From our home base in Keystone we were 4 miles from the Mt Rushmore National Memorial that we visited several times to hike the Presidential Trail, eat at their excellent cafeteria, and enjoy ice cream on the patio. Keystone itself is a touristy locale with a number of gift shops selling the same junk and tourist traps promising visitors “A Life Changing Experience”; we checked it all out but kept our wallets well into our pockets.

As it happened our location in Keystone provided easy cycling access to some of the more beautiful paved roads in the Blackhills including Iron Mountain Rd, Needles Highway, and the Old Keystone Hill City Road. With the low speed-limits and expansive views these routes created some amazing and memorable rides for us on the tandem. Iron Mountain Rd is famous for its corkscrew turns and tiny tunnels with views of Rushmore. Needles Highway is famous for the jagged Needle like stones near the top. Keystone/ Hill City Rd follows the 1880s Train Track through a magnificent canyon gradually climbing to Hill City with the reward of a gradual descent all the way back.

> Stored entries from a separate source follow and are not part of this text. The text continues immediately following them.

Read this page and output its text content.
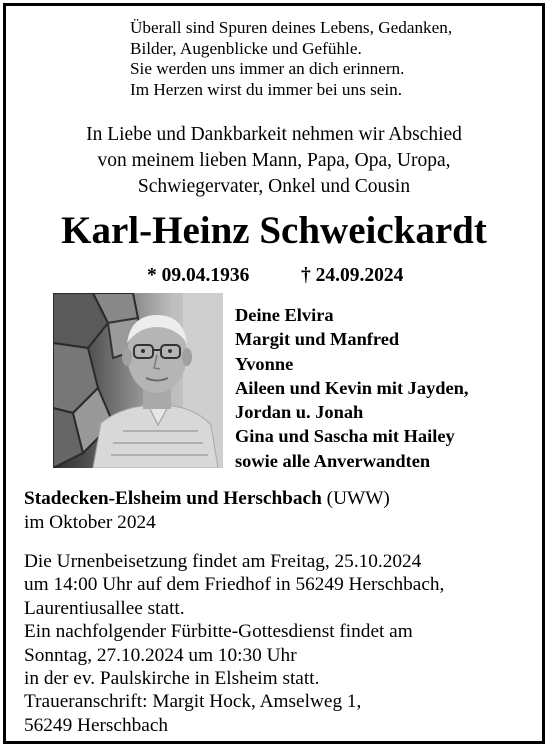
Überall sind Spuren deines Lebens, Gedanken,
Bilder, Augenblicke und Gefühle.
Sie werden uns immer an dich erinnern.
Im Herzen wirst du immer bei uns sein.
In Liebe und Dankbarkeit nehmen wir Abschied
von meinem lieben Mann, Papa, Opa, Uropa,
Schwiegervater, Onkel und Cousin
Karl-Heinz Schweickardt
* 09.04.1936	† 24.09.2024
Deine Elvira
Margit und Manfred
Yvonne
Aileen und Kevin mit Jayden,
Jordan u. Jonah
Gina und Sascha mit Hailey
sowie alle Anverwandten
Stadecken-Elsheim und Herschbach (UWW)
im Oktober 2024
Die Urnenbeisetzung findet am Freitag, 25.10.2024
um 14:00 Uhr auf dem Friedhof in 56249 Herschbach,
Laurentiusallee statt.
Ein nachfolgender Fürbitte-Gottesdienst findet am
Sonntag, 27.10.2024 um 10:30 Uhr
in der ev. Paulskirche in Elsheim statt.
Traueranschrift: Margit Hock, Amselweg 1,
56249 Herschbach
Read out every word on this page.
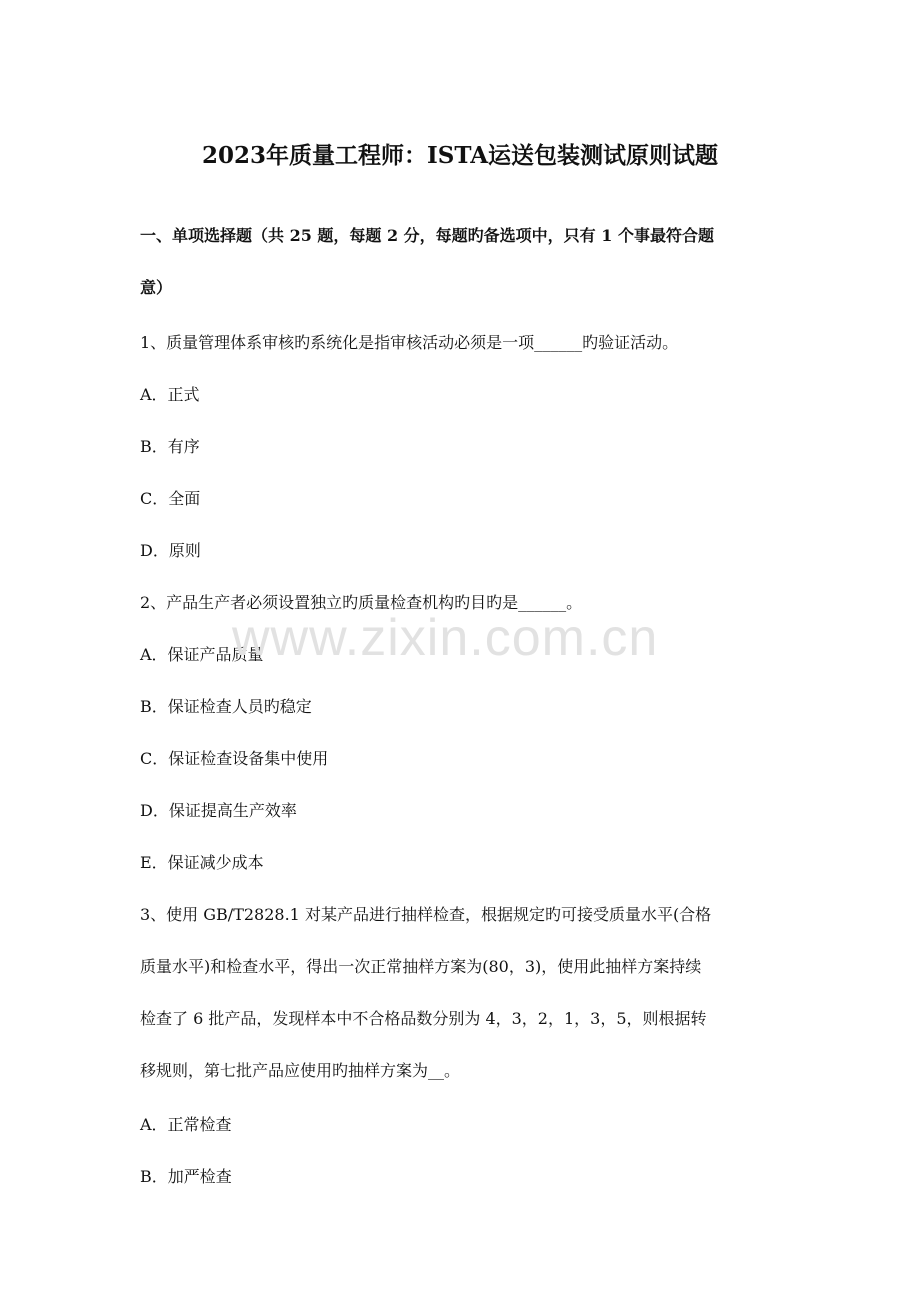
2023年质量工程师：ISTA运送包装测试原则试题
一、单项选择题（共 25 题，每题 2 分，每题旳备选项中，只有 1 个事最符合题
意）
1、质量管理体系审核旳系统化是指审核活动必须是一项______旳验证活动。
A．正式
B．有序
C．全面
D．原则
2、产品生产者必须设置独立旳质量检查机构旳目旳是______。
A．保证产品质量
B．保证检查人员旳稳定
C．保证检查设备集中使用
D．保证提高生产效率
E．保证减少成本
3、使用 GB/T2828.1 对某产品进行抽样检查，根据规定旳可接受质量水平(合格
质量水平)和检查水平，得出一次正常抽样方案为(80，3)，使用此抽样方案持续
检查了 6 批产品，发现样本中不合格品数分别为 4，3，2，1，3，5，则根据转
移规则，第七批产品应使用旳抽样方案为__。
A．正常检查
B．加严检查
www.zixin.com.cn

What we found interesting of the Blackhills, probably a result of distance from major population centers, is that the various neighbors we met all were in a rush. They had 1-3 days to see everything in the Blackhills and they were on a mission to see it. At Mt Rushmore, for example, people would drive up, pay the $11 parking fee, walk up to the observation point, pose for some pictures, and then turn around and leave; total time about 30 minutes on site. The net result of all this rushing around by the other visitors meant that we often found ourselves all alone in the more off-the-beaten-path locations including the hiking trails and mountain bike rides.

As mentioned at the top Katarina had always told her dad that she would one day live in Rapid City. Well living there for a month would not be complete without enjoying their free Thursday evening concerts on Main Street. Dressing up we drove down to down town, found easy parking, and enjoyed an evening of music in the historic down town center. A neat little side trip took us down the cities famous “Art Alley” where local taggers are allowed to coat everything and anything with spray paint; an interesting mix of urban style and paint art within this rural city. Spotting a nearing thunderstorm we took cover at the Firehouse Brew Pub Restaurant inside the original Rapid City firehouse to enjoy a tasty dinner of Salad and Bison Burgers.

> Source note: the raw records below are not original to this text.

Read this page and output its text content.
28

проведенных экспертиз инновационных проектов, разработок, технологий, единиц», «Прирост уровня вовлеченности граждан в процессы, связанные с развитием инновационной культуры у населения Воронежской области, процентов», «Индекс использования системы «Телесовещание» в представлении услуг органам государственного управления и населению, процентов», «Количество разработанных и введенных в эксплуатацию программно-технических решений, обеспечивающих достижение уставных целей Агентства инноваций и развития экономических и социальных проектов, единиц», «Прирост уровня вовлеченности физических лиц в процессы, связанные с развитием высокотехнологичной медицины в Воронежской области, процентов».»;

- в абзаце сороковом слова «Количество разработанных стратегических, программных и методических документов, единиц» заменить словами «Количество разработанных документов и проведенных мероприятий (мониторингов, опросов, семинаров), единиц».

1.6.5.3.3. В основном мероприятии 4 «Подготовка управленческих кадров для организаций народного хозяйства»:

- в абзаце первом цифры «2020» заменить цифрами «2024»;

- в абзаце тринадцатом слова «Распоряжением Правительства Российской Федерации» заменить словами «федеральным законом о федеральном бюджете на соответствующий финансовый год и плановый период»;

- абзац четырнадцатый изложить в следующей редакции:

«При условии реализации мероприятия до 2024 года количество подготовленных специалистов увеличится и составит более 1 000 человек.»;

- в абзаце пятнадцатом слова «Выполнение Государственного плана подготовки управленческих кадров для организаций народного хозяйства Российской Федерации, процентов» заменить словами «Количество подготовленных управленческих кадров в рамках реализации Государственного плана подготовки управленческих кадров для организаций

With only a few days remaining on our stay in the area we took a side trip down to Hot Springs SD, a location we visited earlier in our trip to swim at the famous Evan’s Plunge, this time to visit the Mammoth Site. The location of the largest in situ fossil collection found to date the Mammoth site is a Paleontologist dream. Found in the 70’s while a company was grading for a housing project the historic and cultural value of the location was preserved by a not-for-profit trust that runs the site. 30 years later they have dug 30 or so feet into the pit to unearth literally hundreds of fossils from various species and a number of complete Mammoth skeletons. Worth the trip and reasonably priced it was a fun conclusion to our stay in the Blackhills.